Step-by-Step Instructions
Step 1 – Activate the yeast
In a large bowl, dissolve the fresh yeast in lukewarm water. Let it sit for 5 minutes until slightly foamy.
Step 2 – Mix & knead
Add the beer, olive oil, flour, and salt. Mix until a shaggy dough forms, then turn out onto a lightly floured surface. Knead for 8–10 minutes until smooth and elastic.
Step 3 – First rise
Place dough in an oiled bowl, cover with a damp cloth, and let rise in a warm place for 1–2 hours, until doubled in size.
Step 4 – Shape & second rise
Press dough into a generously oiled baking pan (about 9×13 inches). Cover and let rise 30 minutes.
Step 5 – Top & bake
Preheat oven to 400°F (200°C). Dimple the dough with your fingers, drizzle generously with olive oil, and sprinkle with coarse salt and any desired toppings.
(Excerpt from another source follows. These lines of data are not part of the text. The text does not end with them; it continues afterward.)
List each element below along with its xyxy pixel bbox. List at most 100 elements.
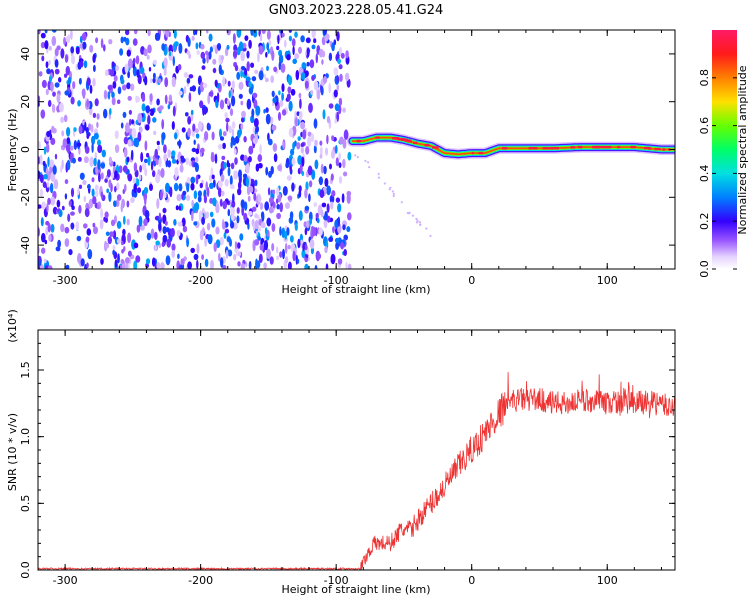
y-tick-label: 40 — [19, 47, 32, 61]
spectrogram-cell — [214, 153, 218, 164]
spectrogram-cell — [229, 108, 234, 116]
spectrogram-cell — [155, 173, 161, 184]
spectrogram-cell — [235, 135, 240, 144]
spectrogram-cell — [263, 262, 267, 269]
spectrogram-cell — [133, 30, 138, 35]
y-tick-label: 0.5 — [19, 495, 32, 513]
spectrogram-cell — [174, 132, 178, 140]
spectrogram-cell — [249, 186, 254, 193]
spectrogram-cell — [111, 61, 115, 68]
spectrogram-cell — [309, 239, 315, 249]
spectrogram-cell — [281, 92, 284, 101]
spectrogram-cell — [195, 174, 199, 185]
spectrogram-cell — [187, 127, 191, 138]
spectrogram-cell — [168, 94, 173, 103]
spectrogram-cell — [91, 135, 96, 145]
spectrogram-cell — [100, 162, 106, 169]
spectrogram-cell — [325, 263, 329, 269]
spectrogram-cell — [50, 223, 55, 233]
x-tick-label: 100 — [597, 574, 618, 587]
spectrogram-cell — [227, 166, 231, 177]
spectrogram-cell — [70, 222, 74, 230]
spectrogram-tail-point — [419, 223, 422, 226]
spectrogram-cell — [50, 81, 54, 92]
spectrogram-peak-cell — [407, 140, 413, 143]
spectrogram-cell — [92, 222, 96, 228]
spectrogram-cell — [46, 171, 51, 182]
spectrogram-cell — [122, 165, 128, 173]
spectrogram-cell — [44, 30, 48, 34]
spectrogram-cell — [66, 127, 71, 137]
spectrogram-cell — [284, 242, 288, 254]
spectrogram-cell — [167, 104, 171, 110]
colorbar-gradient — [712, 30, 737, 269]
spectrogram-cell — [117, 86, 122, 95]
spectrogram-cell — [63, 114, 68, 123]
spectrogram-cell — [335, 144, 338, 154]
spectrogram-tail-point — [425, 227, 428, 230]
spectrogram-cell — [158, 78, 162, 84]
spectrogram-cell — [147, 155, 151, 166]
spectrogram-cell — [263, 73, 267, 79]
spectrogram-cell — [328, 52, 333, 61]
spectrogram-cell — [176, 194, 182, 202]
spectrogram-cell — [343, 248, 348, 257]
spectrogram-cell — [120, 78, 125, 85]
x-tick-label: 100 — [597, 274, 618, 287]
spectrogram-cell — [79, 43, 83, 49]
spectrogram-cell — [298, 190, 302, 198]
spectrogram-cell — [272, 97, 277, 104]
spectrogram-cell — [86, 262, 89, 269]
spectrogram-cell — [182, 190, 187, 196]
spectrogram-cell — [277, 164, 282, 171]
spectrogram-cell — [130, 83, 135, 91]
spectrogram-cell — [67, 76, 72, 85]
spectrogram-cell — [120, 202, 124, 213]
spectrogram-cell — [38, 141, 41, 150]
spectrogram-cell — [77, 100, 81, 107]
spectrogram-cell — [276, 45, 280, 51]
spectrogram-tail-point — [391, 190, 394, 193]
spectrogram-cell — [230, 221, 235, 229]
spectrogram-cell — [180, 157, 186, 163]
spectrogram-cell — [248, 261, 252, 269]
spectrogram-cell — [126, 82, 131, 90]
spectrogram-cell — [232, 33, 236, 44]
spectrogram-cell — [240, 199, 245, 209]
spectrogram-peak-cell — [554, 147, 559, 150]
spectrogram-cell — [93, 226, 98, 235]
spectrogram-cell — [241, 110, 246, 118]
spectrogram-cell — [255, 163, 260, 172]
spectrogram-cell — [326, 203, 330, 213]
spectrogram-cell — [224, 112, 228, 119]
spectrogram-cell — [178, 43, 183, 54]
spectrogram-cell — [181, 217, 186, 227]
spectrogram-peak-cell — [594, 145, 600, 149]
spectrogram-cell — [178, 139, 181, 149]
spectrogram-cell — [196, 243, 200, 254]
spectrogram-cell — [281, 83, 285, 93]
spectrogram-cell — [292, 250, 296, 262]
spectrogram-cell — [299, 98, 302, 109]
spectrogram-cell — [183, 86, 187, 94]
spectrogram-cell — [160, 262, 165, 269]
spectrogram-cell — [248, 39, 252, 49]
spectrogram-cell — [149, 93, 153, 103]
spectrogram-cell — [52, 91, 56, 97]
spectrogram-cell — [268, 206, 274, 214]
spectrogram-peak-cell — [604, 145, 612, 149]
spectrogram-cell — [230, 162, 235, 170]
spectrogram-cell — [114, 259, 118, 268]
spectrogram-cell — [172, 56, 175, 67]
spectrogram-cell — [264, 227, 268, 235]
spectrogram-cell — [66, 137, 71, 145]
spectrogram-cell — [280, 63, 286, 73]
spectrogram-cell — [218, 252, 221, 262]
spectrogram-cell — [94, 98, 99, 107]
spectrogram-cell — [144, 158, 148, 164]
spectrogram-cell — [326, 115, 331, 124]
spectrogram-cell — [294, 53, 300, 60]
spectrogram-cell — [92, 77, 96, 87]
spectrogram-cell — [76, 235, 82, 242]
colorbar-tick-label: 0.4 — [698, 165, 711, 183]
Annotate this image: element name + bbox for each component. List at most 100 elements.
Bake 20–25 minutes until golden brown.
Step 6 – Serve
Let cool slightly before slicing. Serve warm or at room temperature.
Helpful Tips & FAQs
Best beer to use?
A light lager or pilsner keeps the flavor mild. A darker beer adds richer, maltier notes.
Can I make it ahead?
Yes. Prepare the dough, cover, and refrigerate overnight. Let it come to room temperature before shaping and baking.
Topping ideas?
Classic rosemary and sea salt, cherry tomatoes, caramelized onions, olives, or grated Parmesan all work beautifully.
Storage:
Keep at room temperature for up to 2 days wrapped in foil, or freeze slices for up to a month. Reheat in the oven to refresh.
The beer not only adds flavor—it helps create a wonderfully light, tender crumb that makes this focaccia truly unforgettable. Perfect for sharing, dipping, or savoring all on its own.